"Adoption is born from loss, there is no way around that. But until there are no more orphans left in the world then we can find joy when one less orphan has a mother and one more family gets a child.
There are so many different ways to grow a family, no one way is more or less beautiful than the other. We went to Africa to grow ours.
When I was about 8 week pregnant with Adi, and didn't know it, I was told it would be very difficult for me to conceive. After about a day of mourning the loss of a biological child, Andy and I immediately turned to adoption. Then within the next few weeks when I found out I was in fact almost in my second trimester, adoption never left our minds. And when Adi was less than a year old we began back on our road to Adoption. The decision was easy for us.
Why Africa? We have always held a place for Africa in our hearts. Both Andy and I choose to travel to Africa at different times in our lives and both fell in love with the people and the land. And when we traveled to Ethiopia in May of 2010 as a family of 3, we returned home more than just a family of 4. We returned with Africa in our lives and we celebrate that everyday. Adopting from Africa was always what we were meant to do.
The processes took months of researching different African countries, then months of researching agencies, then once committing to Ethiopia it took 3 months to complete all the paperwork. We were then placed on a wait list to be matched with a child.
After 5 months of waiting we were matched with Belay and saw his face for the first time in a photo. We learned that his birth mom named him Belay, and the meaning behind how she named him. After 4 more months of waiting we were able to travel to Ethiopia and bring him home. The whole process took 11 months and we are grateful at how quickly we brought our baby home.
Last May 2nd we walked into an orphanage in Addis Ababa, Ethiopia and picked up a 14 month old little boy out of the blue bumbo seat he was sitting in. I was filled with the exact same love that filled my heart when I was handed Adi the moment of her birth.
He weighed a mere 14 lbs and worse size 3 month clothes. His main source of food was still formula from a bottle. We spent that first week with him in Ethiopia cradling him in our arms and feeding him like an infant. We occasionally spooned pureed peas into his mouth, and even tried to feed him rice cereal. I immediately noticed his attachment to that bottle and how he snuggled his bottle before bed while I rocked him. It was the only source of comfort he ever knew.

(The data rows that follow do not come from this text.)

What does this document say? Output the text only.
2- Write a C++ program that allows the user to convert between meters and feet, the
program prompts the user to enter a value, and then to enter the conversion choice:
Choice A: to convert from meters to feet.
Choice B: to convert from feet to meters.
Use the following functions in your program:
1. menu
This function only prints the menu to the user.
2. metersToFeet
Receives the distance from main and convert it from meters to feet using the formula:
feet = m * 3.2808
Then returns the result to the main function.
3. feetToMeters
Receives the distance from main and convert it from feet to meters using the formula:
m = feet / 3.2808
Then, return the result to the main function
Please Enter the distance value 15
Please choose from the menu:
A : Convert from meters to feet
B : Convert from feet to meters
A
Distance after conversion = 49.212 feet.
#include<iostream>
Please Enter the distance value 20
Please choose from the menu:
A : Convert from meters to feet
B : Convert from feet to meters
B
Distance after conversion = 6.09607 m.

In the first weeks of being home, Belay was off formula and eating everything. We then felt pretty stupid thinking about how we tried to feed him rice cereal. We went from an infant to a full blown toddler in a matter of weeks.
He went from 2 teeth, to all his teeth by summers end.
The same 10 month old who wasn't able to hold his head up on his own when he got to the orphanage was running and climbing with in weeks of being home. It was a challenge to find any shoe small enough to fit our walking toddler who was the size of a 3 month old.
Now, at 2, We only buy him 2T's and size 6 shoe! Grant it the pants still fall off and he tends to trip while walking, but look how far he has come in less than a year. He came home at 14 lbs, and negative 20th percentile on the American growth chart. He is now pushing 21 lbs, and while he is still no where near being on the growth chart for weight, he is in the 10 percentile for height.
Adi and Belay are best friends and fight like crazy, just like any other pair of siblings I have ever met. Adi knows that Belay is Brown. She talks about it all the time. We celebrate our differences and what makes each one of them beautiful. Sometime Adi will feel overshadowed by her brother with beautiful dark skin and almond eyes. Other times Belays skin color will make him feel different from all the family he knows. These are realities and we will take them as they come.